Les Djiboutiens votent pour une présidentielle sans vrai suspense

Le président Ismaïl Omar Guelleh s'achemine, sauf énorme surprise, vers un sixième mandat à la tête de Djibouti, lors de la présidentielle organisée vendredi dans ce petit territoire stratégiquement situé, face à un unique adversaire peu connu.
A la tête depuis 1999 de l'un des pays les moins peuplés du continent (un peu plus d'un million d'habitants), celui que tout le monde appelle par ses initiales IOG a su faire fructifier cette position géographique, dans une Corne de l'Afrique par ailleurs troublée et théâtre de luttes d'influences étrangères.
Sur ses seulement 23.000 km2, Djibouti accueille des bases militaires et des contingents de cinq puissances (France, Etats-Unis, Chine, Japon, Italie), engendrant d'importants bénéfices financiers, mais aussi sécuritaires et politiques.

Cette ancienne colonie française où l'islam est religion d'Etat borde le détroit de Bab-el-Mandeb donnant accès à la mer Rouge depuis le golfe d'Aden et par lequel transite une grande part du commerce entre Asie et Occident.
Un peu plus de 256.000 électeurs sont appelés aux urnes, à partir de 06H00 (03H00 GMT), pour départager IOG et son unique adversaire, Mohamed Farah Samatar, président du Centre démocrate unifié (CDU) - parti sans élu au Parlement - et personnalité peu connue de ses concitoyens.
Les bureaux fermeront à 18H00 et les premiers résultats sont attendus dans la soirée.
Lors de la précédente présidentielle en 2021, largement boycottée par l'opposition, le chef de l'Etat a été réélu avec plus de 97% des voix.
Dans les rues de la capitale Djibouti-Ville, les affiches électorales vantent toutes les mérites d'IOG. Le visage de son adversaire est invisible.
"Je vais voter pour Ismaël Omar Guelleh, car il a un bon programme pour les jeunes, je ne connais même pas le visage" de son adversaire, indique Deka Aden Mohamed, chômeuse de 38 ans.
"Samatar, je ne l'aime pas", affirme de son côté Mohamed Ali, 51 ans, chauffeur à la compagnie nationale de traitement de l'eau, seul Djiboutien rencontré par l'AFP qui dit connaître l'adversaire du président.
- Chômage et dette -
Alors qu'IOG a multiplié les déplacements dans le pays, réunissant des milliers de personnes, M. Samatar a peiné à mobiliser. La TV nationale a diffusé des images d'un de ses meetings réunissant péniblement quelques dizaines de personnes.

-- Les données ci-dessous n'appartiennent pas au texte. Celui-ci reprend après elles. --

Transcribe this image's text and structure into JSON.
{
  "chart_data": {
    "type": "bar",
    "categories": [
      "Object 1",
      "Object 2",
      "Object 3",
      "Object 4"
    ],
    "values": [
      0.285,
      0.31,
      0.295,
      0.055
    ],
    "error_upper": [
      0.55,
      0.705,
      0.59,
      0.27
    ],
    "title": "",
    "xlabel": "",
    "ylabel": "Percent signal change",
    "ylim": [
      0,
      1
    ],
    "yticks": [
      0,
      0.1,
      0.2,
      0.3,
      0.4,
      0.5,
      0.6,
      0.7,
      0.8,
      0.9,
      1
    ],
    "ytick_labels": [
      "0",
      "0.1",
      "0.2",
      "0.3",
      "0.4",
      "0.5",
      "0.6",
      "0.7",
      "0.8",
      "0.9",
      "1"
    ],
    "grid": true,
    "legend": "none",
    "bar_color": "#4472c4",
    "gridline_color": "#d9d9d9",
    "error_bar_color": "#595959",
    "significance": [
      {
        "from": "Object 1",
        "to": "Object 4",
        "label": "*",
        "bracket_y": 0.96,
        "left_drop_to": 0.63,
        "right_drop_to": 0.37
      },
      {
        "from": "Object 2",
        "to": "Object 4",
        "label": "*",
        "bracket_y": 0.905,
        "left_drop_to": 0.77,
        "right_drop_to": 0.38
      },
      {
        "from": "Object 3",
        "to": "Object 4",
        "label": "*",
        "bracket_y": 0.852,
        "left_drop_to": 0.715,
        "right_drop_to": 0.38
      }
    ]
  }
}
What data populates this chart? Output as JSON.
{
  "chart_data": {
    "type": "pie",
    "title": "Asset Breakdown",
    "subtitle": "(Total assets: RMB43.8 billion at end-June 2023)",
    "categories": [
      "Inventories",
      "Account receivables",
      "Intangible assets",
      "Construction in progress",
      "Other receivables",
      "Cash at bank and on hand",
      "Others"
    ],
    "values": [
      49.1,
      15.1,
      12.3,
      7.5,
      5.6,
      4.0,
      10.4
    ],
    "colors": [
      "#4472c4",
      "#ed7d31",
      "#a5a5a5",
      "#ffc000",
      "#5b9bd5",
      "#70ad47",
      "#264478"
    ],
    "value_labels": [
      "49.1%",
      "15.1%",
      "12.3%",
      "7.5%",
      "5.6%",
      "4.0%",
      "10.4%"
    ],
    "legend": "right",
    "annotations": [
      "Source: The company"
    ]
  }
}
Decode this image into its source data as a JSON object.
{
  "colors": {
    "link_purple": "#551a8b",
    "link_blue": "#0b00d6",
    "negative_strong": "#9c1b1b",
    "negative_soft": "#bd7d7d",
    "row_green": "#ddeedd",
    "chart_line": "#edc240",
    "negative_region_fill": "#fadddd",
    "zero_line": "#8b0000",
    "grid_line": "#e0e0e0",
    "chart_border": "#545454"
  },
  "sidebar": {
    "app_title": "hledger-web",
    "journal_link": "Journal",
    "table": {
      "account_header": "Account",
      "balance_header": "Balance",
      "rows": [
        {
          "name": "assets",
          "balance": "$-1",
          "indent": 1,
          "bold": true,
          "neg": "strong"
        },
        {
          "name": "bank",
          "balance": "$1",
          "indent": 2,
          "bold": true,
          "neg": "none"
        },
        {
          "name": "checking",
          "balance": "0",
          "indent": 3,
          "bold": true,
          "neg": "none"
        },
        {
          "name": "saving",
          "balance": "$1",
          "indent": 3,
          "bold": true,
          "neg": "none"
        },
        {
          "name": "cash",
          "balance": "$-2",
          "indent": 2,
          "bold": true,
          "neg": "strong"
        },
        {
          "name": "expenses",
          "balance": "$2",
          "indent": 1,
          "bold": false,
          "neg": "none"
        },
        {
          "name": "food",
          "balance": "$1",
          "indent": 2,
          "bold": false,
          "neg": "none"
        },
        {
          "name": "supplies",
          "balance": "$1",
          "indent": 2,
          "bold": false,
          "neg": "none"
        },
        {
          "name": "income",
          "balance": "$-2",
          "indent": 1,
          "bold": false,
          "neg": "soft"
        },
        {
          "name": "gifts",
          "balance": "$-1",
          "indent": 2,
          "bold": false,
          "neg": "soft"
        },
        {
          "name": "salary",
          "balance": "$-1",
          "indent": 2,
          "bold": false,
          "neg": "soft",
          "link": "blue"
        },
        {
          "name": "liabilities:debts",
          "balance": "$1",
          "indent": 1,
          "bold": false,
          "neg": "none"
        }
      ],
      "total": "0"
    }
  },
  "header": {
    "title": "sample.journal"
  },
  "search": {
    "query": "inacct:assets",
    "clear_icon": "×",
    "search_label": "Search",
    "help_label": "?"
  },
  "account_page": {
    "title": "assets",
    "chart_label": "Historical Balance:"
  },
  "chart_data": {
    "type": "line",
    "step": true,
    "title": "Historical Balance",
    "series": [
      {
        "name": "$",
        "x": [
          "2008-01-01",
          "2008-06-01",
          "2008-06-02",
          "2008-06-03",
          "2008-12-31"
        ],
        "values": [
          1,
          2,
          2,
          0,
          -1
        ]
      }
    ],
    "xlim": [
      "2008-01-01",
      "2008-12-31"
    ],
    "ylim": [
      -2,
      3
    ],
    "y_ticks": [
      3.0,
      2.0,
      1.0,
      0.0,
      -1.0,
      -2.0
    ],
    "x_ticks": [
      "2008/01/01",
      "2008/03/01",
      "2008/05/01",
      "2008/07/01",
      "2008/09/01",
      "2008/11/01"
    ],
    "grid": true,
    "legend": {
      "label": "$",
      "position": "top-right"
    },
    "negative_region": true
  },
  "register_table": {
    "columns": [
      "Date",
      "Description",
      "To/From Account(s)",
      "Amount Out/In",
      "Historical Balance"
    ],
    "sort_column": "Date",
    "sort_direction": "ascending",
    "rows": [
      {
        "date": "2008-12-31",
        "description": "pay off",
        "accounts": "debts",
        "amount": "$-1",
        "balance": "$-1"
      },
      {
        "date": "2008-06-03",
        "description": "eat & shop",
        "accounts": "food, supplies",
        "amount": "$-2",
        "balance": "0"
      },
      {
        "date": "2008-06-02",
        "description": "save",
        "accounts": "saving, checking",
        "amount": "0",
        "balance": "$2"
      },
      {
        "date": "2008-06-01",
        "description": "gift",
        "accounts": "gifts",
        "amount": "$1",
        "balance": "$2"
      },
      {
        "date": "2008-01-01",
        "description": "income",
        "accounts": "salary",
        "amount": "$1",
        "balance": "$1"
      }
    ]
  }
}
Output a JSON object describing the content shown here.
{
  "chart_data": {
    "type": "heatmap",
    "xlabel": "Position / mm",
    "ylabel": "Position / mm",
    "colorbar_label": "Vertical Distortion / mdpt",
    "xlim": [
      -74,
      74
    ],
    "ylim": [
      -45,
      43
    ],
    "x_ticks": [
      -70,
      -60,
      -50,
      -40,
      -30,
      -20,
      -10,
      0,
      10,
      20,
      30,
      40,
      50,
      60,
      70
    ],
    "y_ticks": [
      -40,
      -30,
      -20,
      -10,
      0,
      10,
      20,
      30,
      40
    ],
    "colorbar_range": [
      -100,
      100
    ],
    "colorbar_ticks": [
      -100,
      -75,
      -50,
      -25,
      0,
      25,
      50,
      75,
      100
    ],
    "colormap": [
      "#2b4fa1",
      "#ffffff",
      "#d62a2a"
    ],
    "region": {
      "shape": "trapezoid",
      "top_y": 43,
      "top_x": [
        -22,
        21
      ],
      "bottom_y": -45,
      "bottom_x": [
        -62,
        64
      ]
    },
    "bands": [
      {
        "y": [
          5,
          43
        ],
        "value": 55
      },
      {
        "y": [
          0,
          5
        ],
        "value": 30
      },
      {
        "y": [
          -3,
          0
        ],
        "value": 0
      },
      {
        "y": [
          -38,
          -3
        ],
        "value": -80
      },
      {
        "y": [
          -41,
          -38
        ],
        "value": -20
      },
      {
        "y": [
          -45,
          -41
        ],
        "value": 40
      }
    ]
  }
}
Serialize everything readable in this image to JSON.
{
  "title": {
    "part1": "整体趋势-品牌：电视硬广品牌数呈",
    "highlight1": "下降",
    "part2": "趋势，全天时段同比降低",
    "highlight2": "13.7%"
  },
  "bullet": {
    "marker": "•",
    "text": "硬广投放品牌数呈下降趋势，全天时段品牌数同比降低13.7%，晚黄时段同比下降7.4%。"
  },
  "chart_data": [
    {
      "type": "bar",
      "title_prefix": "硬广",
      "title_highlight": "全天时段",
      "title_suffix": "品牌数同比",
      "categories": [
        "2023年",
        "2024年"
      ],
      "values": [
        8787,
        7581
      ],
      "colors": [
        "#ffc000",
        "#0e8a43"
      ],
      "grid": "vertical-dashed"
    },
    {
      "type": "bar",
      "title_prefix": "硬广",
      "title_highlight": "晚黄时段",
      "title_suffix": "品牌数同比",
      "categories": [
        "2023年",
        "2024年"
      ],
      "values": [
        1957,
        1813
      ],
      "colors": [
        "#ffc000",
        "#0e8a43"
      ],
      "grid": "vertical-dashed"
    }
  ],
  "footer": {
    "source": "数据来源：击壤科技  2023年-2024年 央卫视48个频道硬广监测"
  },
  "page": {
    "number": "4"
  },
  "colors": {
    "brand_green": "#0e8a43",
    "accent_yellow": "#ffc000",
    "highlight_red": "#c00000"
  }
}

Même si le scrutin semble acquis, aucun Djiboutien rencontré n'entend s'abstenir. "C'est un devoir d'aller voter", explique Yussuf Mohamed Hussein, ajoutant lui aussi: "Je vais voter pour le président, Samatar, je ne le connais même pas".
Les autorités djiboutiennes sont régulièrement pointées du doigt pour la répression des voix dissidentes. L'opposition, fragmentée et "muselée" selon la Fédération internationale des droits de l'Homme (FIDH), est inaudible.
Djibouti pointe au 168e rang sur 180 du classement 2025 sur la liberté de la presse de Reporters sans frontières (RSF), qui décrit un "paysage médiatique (...) complètement verrouillé" et se limitant "presque exclusivement aux médias d'Etat".
Ismaïl Omar Guelleh avait annoncé qu'il passerait la main en 2026, mais une révision constitutionnelle en novembre a levé la limitation d'âge des candidats à la présidentielle, lui permettant de se représenter.
Son entourage présente cette nouvelle candidature comme justifiée par une nécessaire "stabilité" dans une région troublée, mais des analystes estiment qu'elle est surtout motivée par les risques de fracturation du régime que fait peser l'absence de successeur faisant l'unanimité.

Diplomates et analystes s'interrogent néanmoins sur l'état de santé du président, âgé de 78 ans.
Pénalisé par un climat aride peu propice à l'agriculture (environ 1% du PIB), Djibouti a misé sur le développement des activités portuaires qui assurent désormais 70% de son PIB, mais le rendent dépendant des soubresauts régionaux, notamment de la situation en Ethiopie dont les marchandises représentent l'écrasante majorité du trafic.
Quelque 70% des jeunes sont au chômage et le développement des infrastructures du pays s'est fait au prix d'une importante dette, surtout vis-à-vis de la Chine.
Le chef de l'Etat est également accusé de favoriser sa communauté, les Issa, majoritaires, au détriment de la minorité afar qui s'estime marginalisée.